Yesterday, DeWitt Clinton IM’ed me that the feed validator is already proving helpful in working out an issue with an OpenSearch description document. While this is cool, knowing that this code is actually being used motivated me to make a sprint to complete my first pass. At the present time, there are 101 tests. The bulk of the code is here and consists of only 120 or so lines as I was able to leverage much of the infrastructure already present in the validator.
Undoubtedly, in my haste, I’ve made mistakes and errors of omission. The code may flag non-errors. It may miss real errors. The messages are undoubtedly not as helpful as they could be, but it is a start. Feedback is welcome. However, given that this format involves XML escaping, URL escaping, and MixedCase identifiers, I expect that a validator will prove to be very useful.
A few additional pieces of feedback, the first of which I’ve already provided to DeWitt: the spec should be clear that none of the URIs can be relative: this applies not only to Images, but also to the Url templates themselves.
The remaining points are rather obscure and relate to internationalization. In the grammar for templates: parameter names and prefixes may contain non-reserved characters, and the grammar specifies percent encoding. Percent encoding applies to bytes, so the character encoding must be specified in this case. Neither the Input nor Output encoding clearly apply, and each may appear multiple times in any case. This is an edge case that will rarely be seen, so I don’t see any value in allowing one to specify the encoding of parameter names; I’d suggest simply specifying that
tlname values be encoded in utf-8 before percent encoding.
Finally, and this is simply a clarification, the
searchTerms attribute in the
Query element MUST be encoded in the same encoding as the enclosing document, not in one of the
I’ve obsessed over minutia, but quite honestly these are mostly either edge cases, or things that can be rapidly and accurately flagged by a validator — in either case, the impact of these concerns is very containable. The spec is sound.

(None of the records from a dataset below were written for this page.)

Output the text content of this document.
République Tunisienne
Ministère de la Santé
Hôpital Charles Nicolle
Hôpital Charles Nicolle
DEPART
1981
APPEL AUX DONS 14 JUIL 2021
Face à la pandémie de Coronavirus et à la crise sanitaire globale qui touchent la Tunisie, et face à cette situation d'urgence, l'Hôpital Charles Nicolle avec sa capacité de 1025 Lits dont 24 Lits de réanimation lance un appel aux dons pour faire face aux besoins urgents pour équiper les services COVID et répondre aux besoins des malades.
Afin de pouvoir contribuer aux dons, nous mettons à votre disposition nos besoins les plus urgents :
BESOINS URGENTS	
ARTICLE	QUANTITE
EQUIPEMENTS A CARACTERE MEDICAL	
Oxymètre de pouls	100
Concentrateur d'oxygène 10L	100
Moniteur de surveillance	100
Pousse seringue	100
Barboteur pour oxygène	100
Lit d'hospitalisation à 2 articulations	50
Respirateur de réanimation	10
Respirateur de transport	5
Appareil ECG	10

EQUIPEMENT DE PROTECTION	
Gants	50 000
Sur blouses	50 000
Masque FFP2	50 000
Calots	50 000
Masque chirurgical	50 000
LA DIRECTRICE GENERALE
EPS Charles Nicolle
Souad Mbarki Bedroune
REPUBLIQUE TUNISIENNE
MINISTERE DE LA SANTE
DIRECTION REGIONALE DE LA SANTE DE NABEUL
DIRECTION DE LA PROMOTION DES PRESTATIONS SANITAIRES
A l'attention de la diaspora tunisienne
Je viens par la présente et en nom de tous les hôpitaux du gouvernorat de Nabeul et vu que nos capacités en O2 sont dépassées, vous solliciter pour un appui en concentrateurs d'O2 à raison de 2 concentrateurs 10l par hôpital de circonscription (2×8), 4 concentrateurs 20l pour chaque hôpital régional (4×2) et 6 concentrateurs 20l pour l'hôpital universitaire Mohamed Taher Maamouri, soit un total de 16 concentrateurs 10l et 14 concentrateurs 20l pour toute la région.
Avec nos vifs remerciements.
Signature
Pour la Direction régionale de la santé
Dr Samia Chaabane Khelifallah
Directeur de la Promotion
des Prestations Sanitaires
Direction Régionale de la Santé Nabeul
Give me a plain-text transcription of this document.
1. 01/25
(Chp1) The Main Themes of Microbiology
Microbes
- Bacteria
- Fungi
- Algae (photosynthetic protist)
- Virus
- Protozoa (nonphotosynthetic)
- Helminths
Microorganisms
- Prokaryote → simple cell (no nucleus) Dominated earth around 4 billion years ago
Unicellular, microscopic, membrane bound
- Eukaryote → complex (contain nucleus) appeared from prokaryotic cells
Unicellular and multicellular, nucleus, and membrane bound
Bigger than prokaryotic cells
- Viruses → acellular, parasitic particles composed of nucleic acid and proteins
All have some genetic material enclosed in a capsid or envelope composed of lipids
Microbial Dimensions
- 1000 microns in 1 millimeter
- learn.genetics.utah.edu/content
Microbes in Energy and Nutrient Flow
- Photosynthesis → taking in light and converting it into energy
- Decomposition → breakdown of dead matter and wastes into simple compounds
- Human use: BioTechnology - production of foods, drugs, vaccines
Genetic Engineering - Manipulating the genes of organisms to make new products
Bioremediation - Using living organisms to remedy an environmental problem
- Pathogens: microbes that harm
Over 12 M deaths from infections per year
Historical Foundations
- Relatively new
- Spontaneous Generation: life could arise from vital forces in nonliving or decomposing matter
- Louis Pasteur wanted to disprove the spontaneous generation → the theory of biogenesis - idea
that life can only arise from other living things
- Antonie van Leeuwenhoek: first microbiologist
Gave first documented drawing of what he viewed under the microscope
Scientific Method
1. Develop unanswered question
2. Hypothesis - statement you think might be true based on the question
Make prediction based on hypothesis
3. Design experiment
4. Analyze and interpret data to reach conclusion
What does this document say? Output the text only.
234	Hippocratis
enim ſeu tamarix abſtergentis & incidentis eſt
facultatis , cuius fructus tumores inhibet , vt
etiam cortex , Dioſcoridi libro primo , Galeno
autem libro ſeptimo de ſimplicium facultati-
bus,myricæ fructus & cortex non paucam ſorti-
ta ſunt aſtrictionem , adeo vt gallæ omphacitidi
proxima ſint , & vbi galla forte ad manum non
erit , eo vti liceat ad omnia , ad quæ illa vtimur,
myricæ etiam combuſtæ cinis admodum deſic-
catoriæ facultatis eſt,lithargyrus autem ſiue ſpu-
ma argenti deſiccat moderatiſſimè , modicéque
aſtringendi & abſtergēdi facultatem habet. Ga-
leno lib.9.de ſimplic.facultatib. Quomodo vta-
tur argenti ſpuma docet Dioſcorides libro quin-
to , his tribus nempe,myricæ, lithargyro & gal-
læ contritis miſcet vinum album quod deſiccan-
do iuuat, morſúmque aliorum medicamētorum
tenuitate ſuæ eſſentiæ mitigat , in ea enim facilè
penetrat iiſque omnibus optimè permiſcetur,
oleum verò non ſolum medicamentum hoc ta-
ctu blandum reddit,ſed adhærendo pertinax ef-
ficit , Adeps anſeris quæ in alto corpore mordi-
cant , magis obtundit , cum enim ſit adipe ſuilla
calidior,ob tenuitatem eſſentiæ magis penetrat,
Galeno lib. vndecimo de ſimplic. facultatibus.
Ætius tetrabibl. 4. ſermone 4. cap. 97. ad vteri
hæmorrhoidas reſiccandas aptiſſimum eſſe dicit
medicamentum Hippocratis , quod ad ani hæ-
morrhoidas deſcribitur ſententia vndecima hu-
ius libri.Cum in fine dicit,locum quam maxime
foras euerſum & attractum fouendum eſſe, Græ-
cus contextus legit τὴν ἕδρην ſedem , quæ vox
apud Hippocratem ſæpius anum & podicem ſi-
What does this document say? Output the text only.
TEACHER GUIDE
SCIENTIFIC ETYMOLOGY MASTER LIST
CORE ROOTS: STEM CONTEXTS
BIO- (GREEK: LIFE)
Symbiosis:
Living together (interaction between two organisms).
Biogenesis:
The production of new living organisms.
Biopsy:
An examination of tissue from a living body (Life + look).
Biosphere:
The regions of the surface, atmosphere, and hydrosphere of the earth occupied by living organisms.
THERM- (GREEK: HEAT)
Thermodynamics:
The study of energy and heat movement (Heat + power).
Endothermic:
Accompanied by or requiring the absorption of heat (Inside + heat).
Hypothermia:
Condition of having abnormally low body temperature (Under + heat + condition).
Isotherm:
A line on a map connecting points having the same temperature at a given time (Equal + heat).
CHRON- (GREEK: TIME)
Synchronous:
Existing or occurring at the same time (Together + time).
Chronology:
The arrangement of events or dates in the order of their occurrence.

Having now taken a close look at this specification, I’m rather bullish on it’s future. In many ways it is RSS’s textInput done right. The purpose of
<textInput> has always been something of a mystery. The core issue is that the workflow is all wrong. One needs this information to discover a feed: after you have the feed it is a bit too late.
Ideally, everybody who supports feed autodiscovery in response to user input would also support OpenSearch autodiscovery, at the very least in HTML/XHTML.
This, coupled with standardized feed extensions and/or microformats, could also bootstrap an emerging genre of tools: mashup generators/IDEs.